Planning for a conversion is about more than just the immediate tax. It is about taxable income optimization over the course of your entire retirement. By looking at "trough years"—those years between retirement and the start of Social Security or RMDs—you can often find a window to convert assets at a much lower effective tax rate.

FAQ

Are there income limits for doing a Roth conversion?

No, there are no income limits for performing a Roth conversion. While direct annual contributions to a Roth IRA are restricted for high-income earners, anyone can convert funds from a traditional IRA or 401(k) to a Roth IRA regardless of their income level.

What is the five-year rule for Roth conversions?

There are actually two five-year rules. One requires that you wait five years after each conversion before you can withdraw the converted principal penalty-free (if under 59.5).

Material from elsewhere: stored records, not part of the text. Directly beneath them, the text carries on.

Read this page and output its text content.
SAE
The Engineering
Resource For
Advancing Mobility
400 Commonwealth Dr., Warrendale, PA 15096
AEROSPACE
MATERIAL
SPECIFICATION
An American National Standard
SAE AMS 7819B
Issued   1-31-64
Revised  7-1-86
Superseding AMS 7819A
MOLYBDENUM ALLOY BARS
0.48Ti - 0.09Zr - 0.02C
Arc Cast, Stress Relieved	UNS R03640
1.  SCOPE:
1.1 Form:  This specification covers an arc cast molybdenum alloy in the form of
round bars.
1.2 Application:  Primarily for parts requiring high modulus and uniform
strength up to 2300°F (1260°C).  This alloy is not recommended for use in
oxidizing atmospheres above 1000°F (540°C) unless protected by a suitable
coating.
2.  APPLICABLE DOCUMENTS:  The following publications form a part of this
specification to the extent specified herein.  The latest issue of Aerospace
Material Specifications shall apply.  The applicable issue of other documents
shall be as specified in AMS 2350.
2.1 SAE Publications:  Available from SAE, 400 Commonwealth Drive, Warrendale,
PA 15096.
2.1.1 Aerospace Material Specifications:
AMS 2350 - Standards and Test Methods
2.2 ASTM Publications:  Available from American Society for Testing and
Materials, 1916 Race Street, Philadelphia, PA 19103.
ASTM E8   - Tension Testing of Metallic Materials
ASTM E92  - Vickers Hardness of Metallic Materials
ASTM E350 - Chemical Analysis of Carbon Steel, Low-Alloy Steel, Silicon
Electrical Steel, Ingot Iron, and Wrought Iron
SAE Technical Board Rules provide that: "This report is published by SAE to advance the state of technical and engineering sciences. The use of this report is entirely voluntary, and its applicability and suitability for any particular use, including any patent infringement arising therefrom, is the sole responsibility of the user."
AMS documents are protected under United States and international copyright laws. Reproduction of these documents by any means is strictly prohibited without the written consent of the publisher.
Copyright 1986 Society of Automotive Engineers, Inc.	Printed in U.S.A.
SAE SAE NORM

The other requires that your first Roth IRA be open for at least five years before any earnings can be withdrawn tax-free.

Does a Roth conversion increase your taxable income?

Yes, the amount you convert from a pre-tax traditional account is added to your modified adjusted gross income in the year of the conversion. It is taxed as ordinary income at your marginal tax rate.

What is the deadline for a Roth conversion each year?

Unlike annual contributions, which can often be made until the tax filing deadline in April, a Roth conversion must be completed by December 31st of the calendar year to count for that tax year.

What are the main rules for a Roth conversion?

The primary rules include paying income tax on the converted amount, satisfying any RMD requirements before converting, and adhering to the five-year clocks for future withdrawals. Additionally, conversions are permanent and cannot be "recharacterized" or undone once completed.

Is there a limit on how much you can convert to a Roth IRA?

There is no dollar limit on how much you can convert to a Roth IRA in a single year. You can convert the entire balance of your traditional IRA if you wish, provided you have the funds available to pay the resulting tax bill.

Preparing for the 2026 Tax Year

As you look toward 2026, remember that the window for tax-efficient planning is always moving. With the potential sunset of certain Tax Cuts and Jobs Act provisions on the horizon, the current tax brackets may be the lowest we see for some time.

If you plan to perform a conversion, start by calculating your projected MAGI early in the year. Consult with a tax professional to model the impact of a conversion on your Medicare premiums and potential NIIT exposure. Deadline awareness is key: ensure your financial institution processes your request well before the December 31st cutoff to avoid missing out on a year of potential tax-free growth. Proper tax diversification today is the best insurance policy against higher tax rates tomorrow.